After they meet again in London, Emilia asked Rita to help move Jessi and the children back to Mexico. Emilia would present herself to the children as their aunt and wanted them to live with her. Emilia wanted to use some of her drug millions to atone for her past. She created an organization to help find people who had disappeared (over 100,000 in Mexico alone) at the hands of the drug cartels.
Emilia meets Epifania (Adriana Paz) as part of that work and falls in love with her. Jessi, who hasn’t figured out who Emilia actually is, hangs out with Gustavo (Edgar Ramirez). She wants to marry him and take the kids with her.
Things get dangerous, deadly in fact, after that. I knew from the start that the story would have a tragic ending. It was tragic but fitting.
The four women at the center of this played by Zoe Saldana, Selena Gomez, Karla Sofía Gascón, and Adriana Paz were all simply perfect. The emotion, the singing, the dancing, the danger, the need, and the redemption came through their performances in vivid detail. The film was over two hours long and I could have watched it for two more. Like Emilia Pérez herself, everything about the film was fascinating and beautiful. Violent and dangerous. Truthful.

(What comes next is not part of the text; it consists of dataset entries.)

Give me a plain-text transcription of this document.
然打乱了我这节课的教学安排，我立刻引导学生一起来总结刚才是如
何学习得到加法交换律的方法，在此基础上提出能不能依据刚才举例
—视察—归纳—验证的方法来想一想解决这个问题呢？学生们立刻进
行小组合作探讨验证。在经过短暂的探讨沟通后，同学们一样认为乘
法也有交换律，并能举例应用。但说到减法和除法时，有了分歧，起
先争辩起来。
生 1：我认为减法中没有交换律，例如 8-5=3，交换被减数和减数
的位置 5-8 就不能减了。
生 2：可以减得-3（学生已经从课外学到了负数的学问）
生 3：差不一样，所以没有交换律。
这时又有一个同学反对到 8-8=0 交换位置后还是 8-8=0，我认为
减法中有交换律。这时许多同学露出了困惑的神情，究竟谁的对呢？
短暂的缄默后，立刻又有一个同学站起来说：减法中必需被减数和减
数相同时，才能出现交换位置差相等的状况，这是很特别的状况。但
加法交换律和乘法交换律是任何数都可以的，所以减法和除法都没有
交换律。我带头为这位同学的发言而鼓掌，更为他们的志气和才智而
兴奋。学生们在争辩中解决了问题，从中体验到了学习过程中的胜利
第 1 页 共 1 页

The cinematography was unusual and added enormously to the uniqueness of the film. It has a look and style of its own. The use of light to isolate or emphasize was powerful. In one of the songs about the disappeared, lighted face after tiny lighted face shown against a field of black. So many faces.
Another scene stands out. Jessi and Gustavo were dancing in a club. They sang karaoke with a mirror behind them. The images in the mirror were not the same as what was in front of the mirror. Close, but slightly different with blurred edges and running colors, a multitude of images running back and back like in a hall of mirrors. It was mesmerizing.
It’s definitely unusual for a story like this one to be a musical, but I thought it worked.
The film was directed by Jacques Audiard. He’s a French director but the film is mostly in Spanish. It’s streaming on Netflix.